Martin Lee, founder of Hong Kong’s Democratic Party, recalled meeting Xu Jiatun several times, saying: “Once, at lunch, he told me not to worry too much. Beijing had already sent about 50,000 people to Hong Kong, working in various sectors — government departments and professional fields. If the British withdrew before the handover, these people would step in.” This “parallel civil service” was meant to take over if the British exited abruptly, so the CCP’s grip on the city’s infrastructure would be instantaneous.
The British, before leaving, made arrangements to safeguard their interests. Xu Jiatun recalled: “We countered them point for point. At the time, I controlled hundreds of millions in special funds — wasn’t that exactly what they were for?” He admitted he gave HK$100,000 to veteran journalist Luk Keng, who refused to accept it and returned it. When asked by reporters who else he had funded, Xu Jiatun replied mysteriously: “I can’t say. If I did, it would cause chaos. Some things I can never reveal, not even until death.”
In 2012, during an interview, Xu Jiatun bluntly described himself as “the spy chief.” He said that while in Hong Kong, he knew all the intelligence and united front networks, but insisted he never betrayed friends or leaked secrets, so underground networks remained intact. Unlike his more rigid successors, his strength lay in his ability to blend intelligence gathering with genuine social diplomacy.

Accusations of ‘selling out the country’
Xu Jiatun’s successor at Xinhua News Agency Hong Kong, Zhou Nan, represented the Party’s “hardline” shift. In his memoir, Zhou wrote that Xu Jiatun “betrayed and fled,” viewing his flexible diplomacy as a sign of weakness. What was meant by “selling out the country”? Xu Jiatun recalled: “After June Fourth, Hong Kong people’s confidence in Beijing, the CCP, and ‘one country, two systems’ was badly shaken — already fragile, it nearly collapsed. My main task was to restore their confidence, and I did much work toward that.”
He recounted that So Hoi‑man, the Austrian son‑in‑law of shipping tycoon Bao Yugang, once brought him a proposal signed by more than ten Hong Kong elites. It offered to pay HK$10 billion to lease Hong Kong from China for ten years under self‑rule. Xu Jiatun was astonished. He asked if Bao had approved, but So was evasive. Xu Jiatun suspected Bao preferred not to appear directly. Xu Jiatun told him: “I don’t think Beijing will agree, but I’ll report it. Whatever Beijing replies, I’ll convey to you. I advise you to stop here — spreading it further would harm Hong Kong, China, and yourselves.”
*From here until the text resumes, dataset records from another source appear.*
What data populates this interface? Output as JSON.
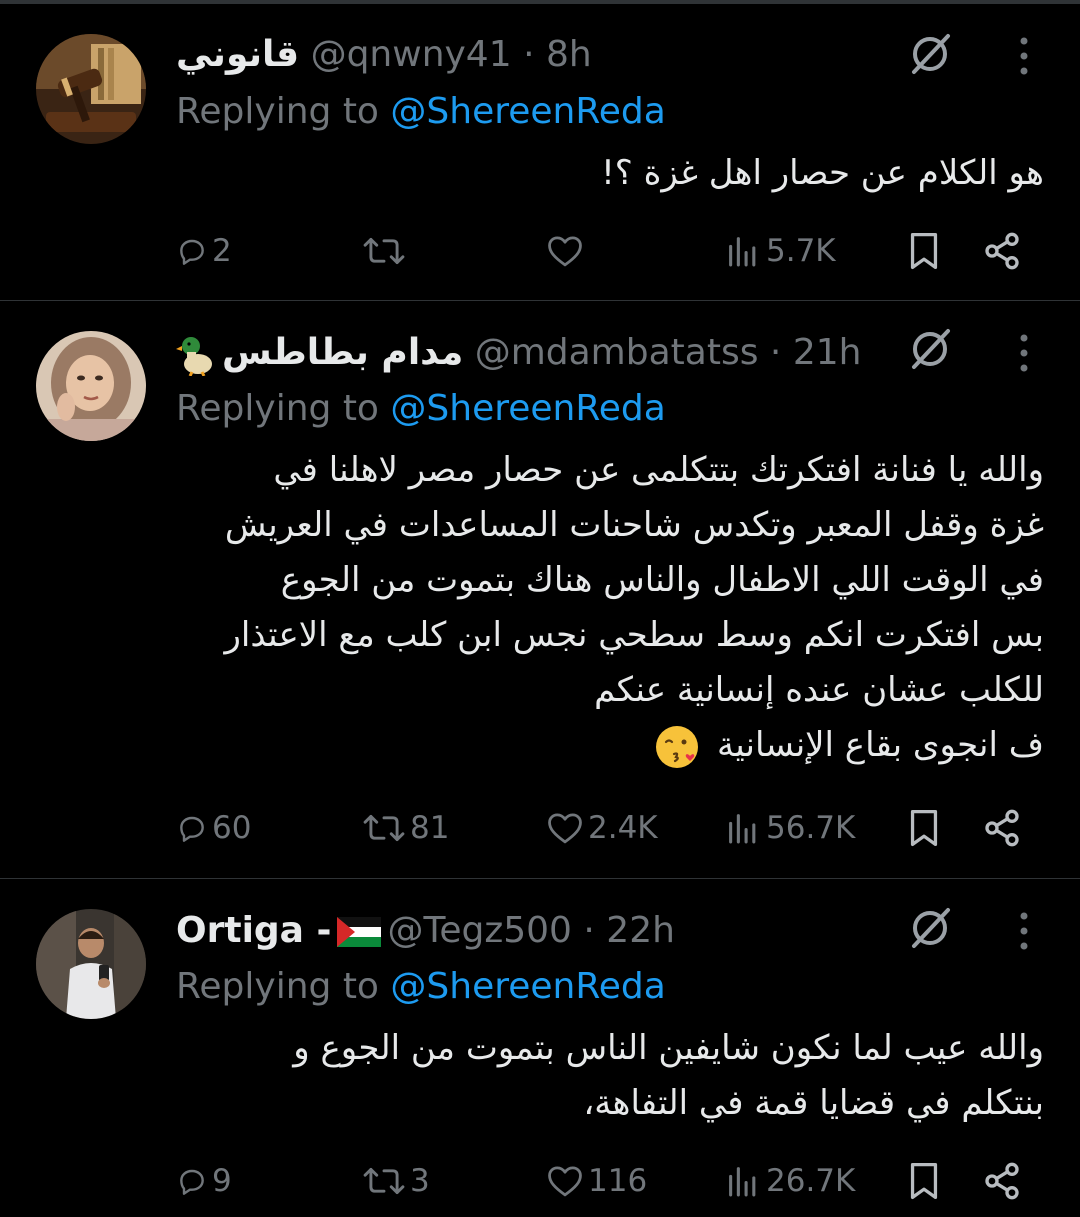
{
  "tweets": [
    {
      "name": "قانوني",
      "handle": "@qnwny41",
      "time": "8h",
      "replying_prefix": "Replying to ",
      "replying_to": "@ShereenReda",
      "lines": [
        "هو الكلام عن حصار اهل غزة ؟!"
      ],
      "replies": "2",
      "reposts": "",
      "likes": "",
      "views": "5.7K",
      "avatar_icon": "gavel-books-avatar"
    },
    {
      "name": "مدام بطاطس",
      "name_emoji": "duck-emoji",
      "handle": "@mdambatatss",
      "time": "21h",
      "replying_prefix": "Replying to ",
      "replying_to": "@ShereenReda",
      "lines": [
        "والله يا فنانة افتكرتك بتتكلمى عن حصار مصر لاهلنا في",
        "غزة وقفل المعبر وتكدس شاحنات المساعدات في العريش",
        "في الوقت اللي الاطفال والناس هناك بتموت من الجوع",
        "بس افتكرت انكم وسط سطحي نجس ابن كلب مع الاعتذار",
        "للكلب عشان عنده إنسانية عنكم",
        "ف انجوى بقاع الإنسانية"
      ],
      "trailing_emoji": "kissing-face-emoji",
      "replies": "60",
      "reposts": "81",
      "likes": "2.4K",
      "views": "56.7K",
      "avatar_icon": "woman-hijab-avatar"
    },
    {
      "name": "Ortiga -",
      "name_emoji": "palestine-flag",
      "handle": "@Tegz500",
      "time": "22h",
      "replying_prefix": "Replying to ",
      "replying_to": "@ShereenReda",
      "lines": [
        "والله عيب لما نكون شايفين الناس بتموت من الجوع و",
        "بنتكلم في قضايا قمة في التفاهة،"
      ],
      "replies": "9",
      "reposts": "3",
      "likes": "116",
      "views": "26.7K",
      "avatar_icon": "man-selfie-avatar"
    }
  ],
  "colors": {
    "background": "#000000",
    "text": "#e7e9ea",
    "muted": "#71767b",
    "mention": "#1d9bf0",
    "divider": "#2f3336"
  }
}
Xu Jiatun later reported the proposal to Jiang Zemin during a Party meeting. Jiang did not comment, but agreed Xu Jiatun could forward it to the Central Committee and Deng Xiaoping. He then sent a telegram. Within a month, Xu Jiatun overheard officials at the Hong Kong and Macau Affairs Office calling the idea “simply treason.” Xu Jiatun explained he had cleared the telegram with the General Secretary. He insisted that, as Beijing’s representative, he was only truthfully reporting Hong Kong opinion — a role the Party’s “hardliners” could not distinguish from betrayal.

Unable to return home
After moving to the United States, Xu Jiatun repeatedly petitioned the CCP leadership under Hu Jintao to allow him to return to China, but was denied each time. His old comrades in Jiangsu also appealed on his behalf, without success. The Party’s memory was long; his flight in the wake of the 1989 crackdown remained an unforgivable stain.
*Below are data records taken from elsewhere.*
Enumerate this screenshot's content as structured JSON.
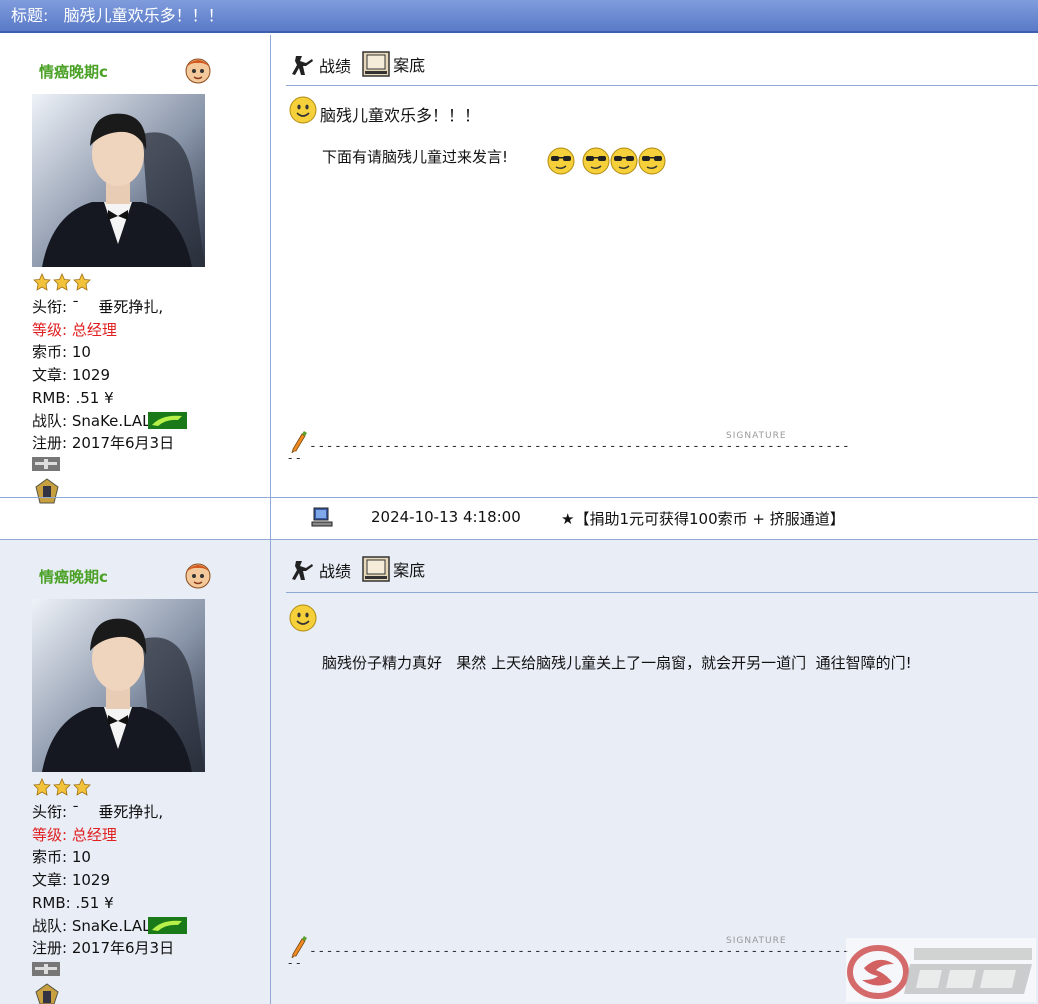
{
  "title_bar": {
    "label": "标题:",
    "text": "脑残儿童欢乐多！！！"
  },
  "posts": [
    {
      "username": "情癌晚期c",
      "rank_stars": 3,
      "profile": {
        "title_label": "头衔:",
        "title_value": "¯    垂死挣扎,",
        "level_label": "等级:",
        "level_value": "总经理",
        "coins_label": "索币:",
        "coins_value": "10",
        "articles_label": "文章:",
        "articles_value": "1029",
        "rmb_label": "RMB:",
        "rmb_value": ".51 ¥",
        "team_label": "战队:",
        "team_value": "SnaKe.LAL",
        "registered_label": "注册:",
        "registered_value": "2017年6月3日"
      },
      "tools": {
        "stats": "战绩",
        "record": "案底"
      },
      "subject": "脑残儿童欢乐多！！！",
      "body": "下面有请脑残儿童过来发言!",
      "signature_word": "SIGNATURE",
      "signature_tail": "- -"
    },
    {
      "username": "情癌晚期c",
      "rank_stars": 3,
      "profile": {
        "title_label": "头衔:",
        "title_value": "¯    垂死挣扎,",
        "level_label": "等级:",
        "level_value": "总经理",
        "coins_label": "索币:",
        "coins_value": "10",
        "articles_label": "文章:",
        "articles_value": "1029",
        "rmb_label": "RMB:",
        "rmb_value": ".51 ¥",
        "team_label": "战队:",
        "team_value": "SnaKe.LAL",
        "registered_label": "注册:",
        "registered_value": "2017年6月3日"
      },
      "tools": {
        "stats": "战绩",
        "record": "案底"
      },
      "subject": "",
      "body": "脑残份子精力真好   果然 上天给脑残儿童关上了一扇窗，就会开另一道门  通往智障的门!",
      "signature_word": "SIGNATURE",
      "signature_tail": "- -"
    }
  ],
  "meta": {
    "timestamp": "2024-10-13 4:18:00",
    "notice": "★【捐助1元可获得100索币 + 挤服通道】"
  },
  "colors": {
    "title_bar": "#6a88d2",
    "border": "#8fa8d6",
    "username": "#4ca228",
    "level": "#e02020",
    "post2_bg": "#e8edf6"
  },
  "icons": [
    "counter-strike-player-icon",
    "film-frame-icon",
    "smiley-icon",
    "sunglasses-emoticon-icon",
    "computer-icon",
    "star-icon",
    "pencil-icon"
  ]
}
In 2004, his wife, Gu Yiping, died in mainland China. Xu Jiatun’s children requested permission for him to return, but the CCP refused, forcing him to mourn from across the Pacific. In 2013, at age 97, Xu Jiatun visited Taiwan. It was a poignant moment — standing on Chinese soil that was beyond the Party’s reach. He told local media: “I have always wanted to go back, I am always prepared, but Beijing has never agreed. Coming to Taiwan, I feel deeply moved — it feels like returning home.”
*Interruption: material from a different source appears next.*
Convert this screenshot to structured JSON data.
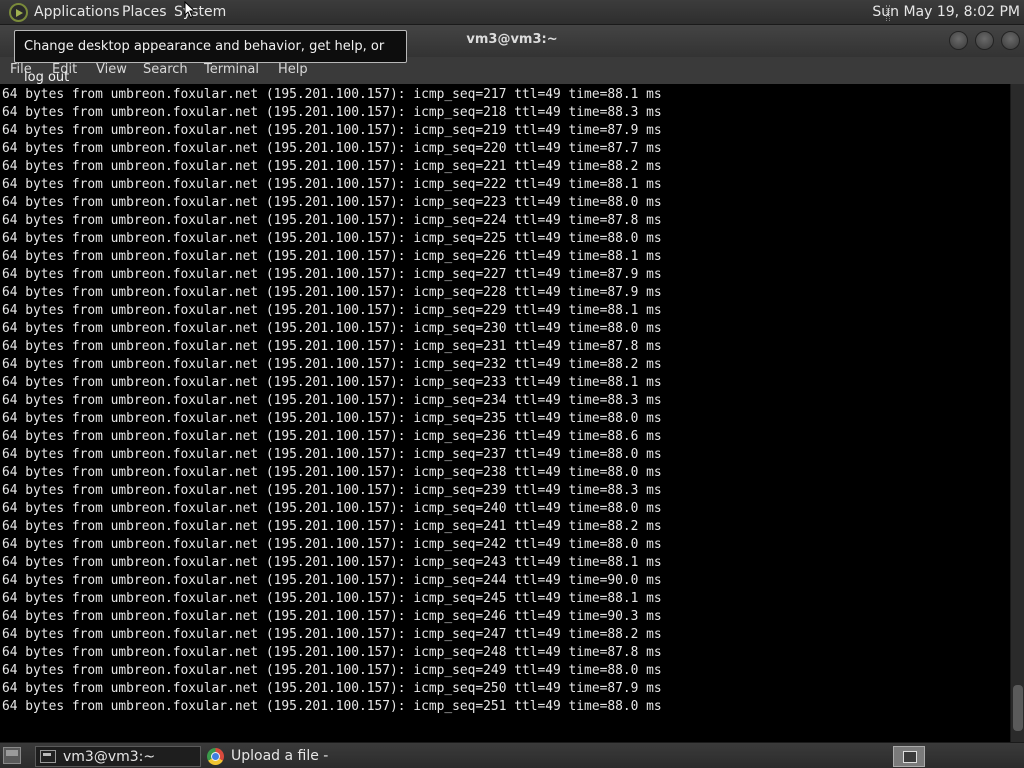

Despite appeals from Xu Jiatun himself, his family, and friends, his wish was never granted. He remained a man without a country, living in a quiet suburb of Los Angeles while his heart remained in the politics of a homeland that had erased him. On June 29, 2016, after 26 years in exile, Xu Jiatun died peacefully at his home in Los Angeles at the age of 100. Though expelled from the Party, he kept the secrets of his intelligence work in Hong Kong until his final breath.
His departure was meant to avoid disaster, not to betray. He hoped one day to return, but the CCP permanently rejected him, leaving him barred from his homeland until his death. He died an enigma — a loyal “Spy Chief” who was too liberal for the regime he served, and a diplomat who took the secrets of a city’s transformation to his grave.